Washington Post opined that the short "might advantageously" have applied Rodgers' yodeling to "better songs". Meanwhile, to Publix Opinion the songs were "simple" and Rodgers' performance delivered them "capably" and with a "clear voice". Miami Herald expressed the opinion that the film would "have a special interest" for people in Miami as Rodgers had formerly lived there. A follow-up mentioned that the singer was "thinner" than he had been at his last appearance in Miami years before. The reviewer called the numbers his "characteristic railroad songs", and stated that the song "Daddy and Home" was "pathetically significant" to Rodgers childhood: his mother died when he was a child and the singer had been raised by his father. Meanwhile, Fort Worth Star-Telegram pointed to Rodgers' "sizable record followers", who would "like to see the short". Shreveport Journal also mentioned the singer's local fame, and his "singing ability".

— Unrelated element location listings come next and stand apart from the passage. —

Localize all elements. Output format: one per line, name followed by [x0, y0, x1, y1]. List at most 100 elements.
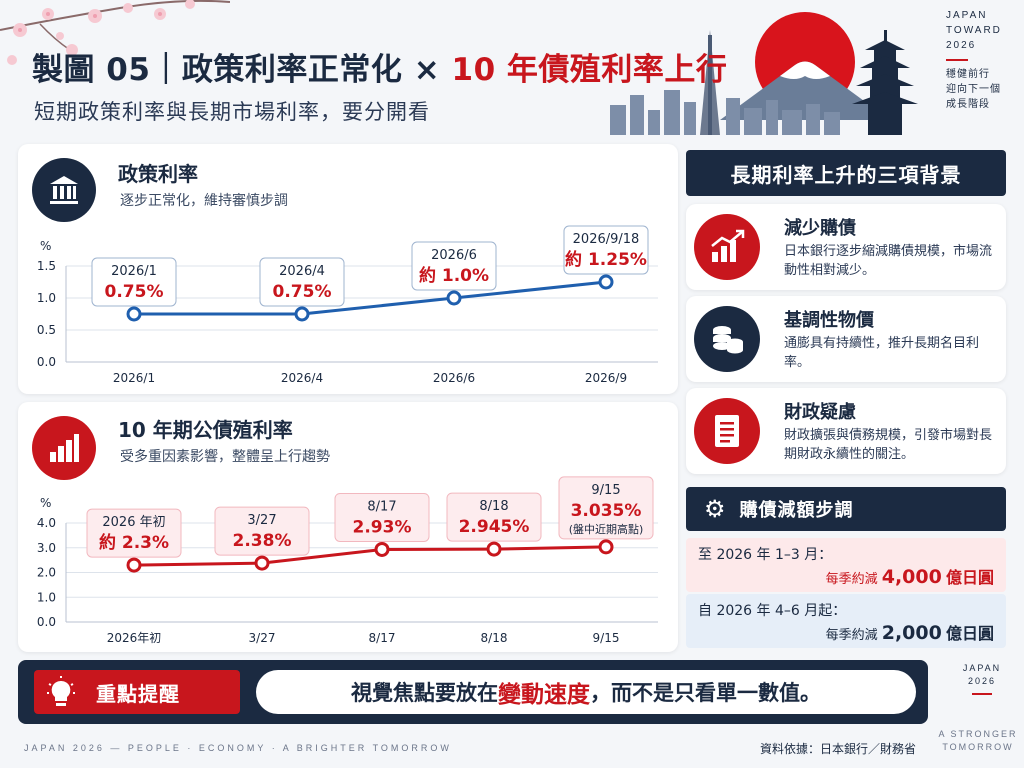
gear-icon: ⚙ — [704, 495, 726, 523]
y-tick-label: 1.0 — [37, 590, 56, 604]
title-prefix: 製圖 05｜政策利率正常化 × — [32, 52, 452, 88]
brand-line: TOWARD — [946, 25, 1002, 36]
callout-box — [259, 257, 345, 307]
x-tick-label: 2026/9 — [585, 371, 627, 385]
callout-date: 2026/6 — [431, 248, 477, 263]
data-point — [126, 557, 142, 573]
reason-card-inflation: 基調性物價 通膨具有持續性，推升長期名目利率。 — [686, 296, 1006, 382]
callout-date: 2026/9/18 — [573, 232, 640, 247]
callout-value: 約 2.3% — [99, 532, 169, 553]
data-point — [374, 541, 390, 557]
taper-unit: 億日圓 — [945, 624, 994, 643]
sakura-decoration — [0, 0, 230, 65]
taper-prefix: 每季約減 — [825, 572, 878, 587]
callout-box — [334, 492, 430, 542]
callout-value: 0.75% — [273, 282, 332, 302]
key-point-label: 重點提醒 — [96, 681, 180, 706]
callout-box — [563, 225, 649, 275]
brand-tagline: A STRONGER TOMORROW — [936, 728, 1020, 754]
document-icon — [694, 398, 760, 464]
brand-line: JAPAN — [946, 10, 988, 21]
taper-amount-line: 每季約減 2,000 億日圓 — [698, 620, 994, 644]
taper-prefix: 每季約減 — [825, 628, 878, 643]
reason-card-fiscal: 財政疑慮 財政擴張與債務規模，引發市場對長期財政永續性的關注。 — [686, 388, 1006, 474]
taper-heading: ⚙ 購債減額步調 — [686, 487, 1006, 531]
brand-top-right: JAPAN TOWARD 2026 穩健前行 迎向下一個 成長階段 — [946, 8, 1016, 112]
key-point-msg-highlight: 變動速度 — [498, 682, 590, 708]
key-point-bar: 重點提醒 視覺焦點要放在 變動速度 ，而不是只看單一數值。 — [18, 660, 928, 724]
x-tick-label: 8/17 — [369, 631, 396, 645]
taper-step-2: 自 2026 年 4–6 月起： 每季約減 2,000 億日圓 — [686, 594, 1006, 648]
taper-amount: 4,000 — [881, 566, 942, 588]
brand-bottom-right: JAPAN 2026 — [952, 662, 1012, 700]
callout-box — [86, 508, 182, 558]
x-tick-label: 2026/6 — [433, 371, 475, 385]
x-tick-label: 2026/1 — [113, 371, 155, 385]
taper-step-1: 至 2026 年 1–3 月： 每季約減 4,000 億日圓 — [686, 538, 1006, 592]
taper-amount: 2,000 — [881, 622, 942, 644]
callout-note: (盤中近期高點) — [569, 522, 644, 536]
brand-divider — [972, 693, 992, 695]
reason-desc: 日本銀行逐步縮減購債規模，市場流動性相對減少。 — [784, 244, 993, 278]
reason-title: 財政疑慮 — [784, 402, 856, 423]
brand-tag-line: TOMORROW — [942, 742, 1014, 752]
brand-line: 2026 — [967, 676, 997, 686]
key-point-label-box: 重點提醒 — [34, 670, 240, 714]
callout-value: 0.75% — [105, 282, 164, 302]
data-point — [294, 306, 310, 322]
brand-zh-line: 成長階段 — [946, 99, 990, 110]
policy-card-subtitle: 逐步正常化，維持審慎步調 — [120, 193, 288, 209]
callout-date: 2026 年初 — [102, 515, 165, 530]
callout-box — [411, 241, 497, 291]
y-tick-label: 0.0 — [37, 615, 56, 629]
brand-line: JAPAN — [962, 663, 1002, 673]
reason-desc: 財政擴張與債務規模，引發市場對長期財政永續性的關注。 — [784, 428, 993, 462]
x-tick-label: 2026年初 — [107, 631, 162, 645]
reasons-heading: 長期利率上升的三項背景 — [686, 150, 1006, 196]
brand-zh-line: 穩健前行 — [946, 69, 990, 80]
key-point-msg-before: 視覺焦點要放在 — [351, 681, 498, 705]
policy-rate-card: 政策利率 逐步正常化，維持審慎步調 % 0.0 0.5 1.0 1.5 2026/1 202… — [18, 144, 678, 394]
callout-value: 約 1.25% — [565, 249, 647, 270]
series-line — [133, 545, 607, 567]
jgb-yield-chart: % 0.0 1.0 2.0 3.0 4.0 2026年初 3/27 8/17 8/18 9/15 20… — [37, 476, 658, 645]
y-tick-label: 4.0 — [37, 516, 56, 530]
policy-card-title: 政策利率 — [118, 162, 198, 186]
reason-desc: 通膨具有持續性，推升長期名目利率。 — [784, 336, 980, 370]
jgb-card-title: 10 年期公債殖利率 — [118, 418, 293, 442]
page-title: 製圖 05｜政策利率正常化 × 10 年債殖利率上行 — [32, 44, 727, 89]
x-tick-label: 9/15 — [593, 631, 620, 645]
reason-title: 基調性物價 — [784, 310, 874, 331]
data-point — [446, 290, 462, 306]
jgb-yield-card: 10 年期公債殖利率 受多重因素影響，整體呈上行趨勢 % 0.0 1.0 2.0 3.0… — [18, 402, 678, 652]
callout-box — [91, 257, 177, 307]
callout-date: 3/27 — [247, 513, 276, 528]
bank-icon — [32, 158, 96, 222]
callout-value: 3.035% — [571, 501, 642, 521]
callout-date: 2026/1 — [111, 264, 157, 279]
callout-date: 8/17 — [367, 499, 396, 514]
y-tick-label: 0.5 — [37, 323, 56, 337]
bar-chart-icon — [32, 416, 96, 480]
taper-period: 至 2026 年 1–3 月： — [698, 547, 833, 563]
title-highlight: 10 年債殖利率上行 — [451, 52, 728, 88]
footer-tagline: JAPAN 2026 — PEOPLE · ECONOMY · A BRIGHT… — [24, 743, 452, 753]
y-tick-label: 1.0 — [37, 291, 56, 305]
data-point — [126, 306, 142, 322]
y-tick-label: 1.5 — [37, 259, 56, 273]
callout-box — [214, 506, 310, 556]
coins-icon — [694, 306, 760, 372]
callout-box — [558, 476, 654, 540]
skyline-illustration — [610, 12, 918, 135]
callout-box — [446, 492, 542, 542]
y-axis-unit: % — [40, 239, 51, 253]
data-point — [254, 555, 270, 571]
taper-period: 自 2026 年 4–6 月起： — [698, 603, 847, 619]
jgb-card-subtitle: 受多重因素影響，整體呈上行趨勢 — [120, 449, 330, 465]
callout-value: 2.93% — [353, 517, 412, 537]
key-point-message: 視覺焦點要放在 變動速度 ，而不是只看單一數值。 — [256, 670, 916, 714]
taper-unit: 億日圓 — [945, 568, 994, 587]
taper-heading-label: 購債減額步調 — [739, 500, 854, 521]
y-tick-label: 2.0 — [37, 566, 56, 580]
data-point — [598, 274, 614, 290]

The Yonkers Herald pointed out that The Singing Brakeman featured "songs that all will want to sing". The Reading Times deemed the short "entertaining" and the songs "well-balanced". The Goff Advance felt that it needed to "call the attention" of its readers to the film. It compared Rodgers favorably to other yodelers, opining that they could not "play guitar or sing so beautifully as Jimmie Rodgers". The review further called it a "sensation of a show" for a "real evening of entertainment".

===Legacy===
The Singing Brakeman was the first film to feature a country music artist, and is the only known footage of Rodgers performing. Rolling Stone considered it "one of the first-ever country music videos".

Both versions would later be released on home media. The 1930 version was made available on the DVD Times Ain't Like They Used to Be, published by Yazoo/Shanachie Video. The footage was remastered from an original 35 mm movie film source. The audio transfer from the 1929 version was released on the compilation Jimmie Rodgers: The Singing Brakeman by Bear Family Records.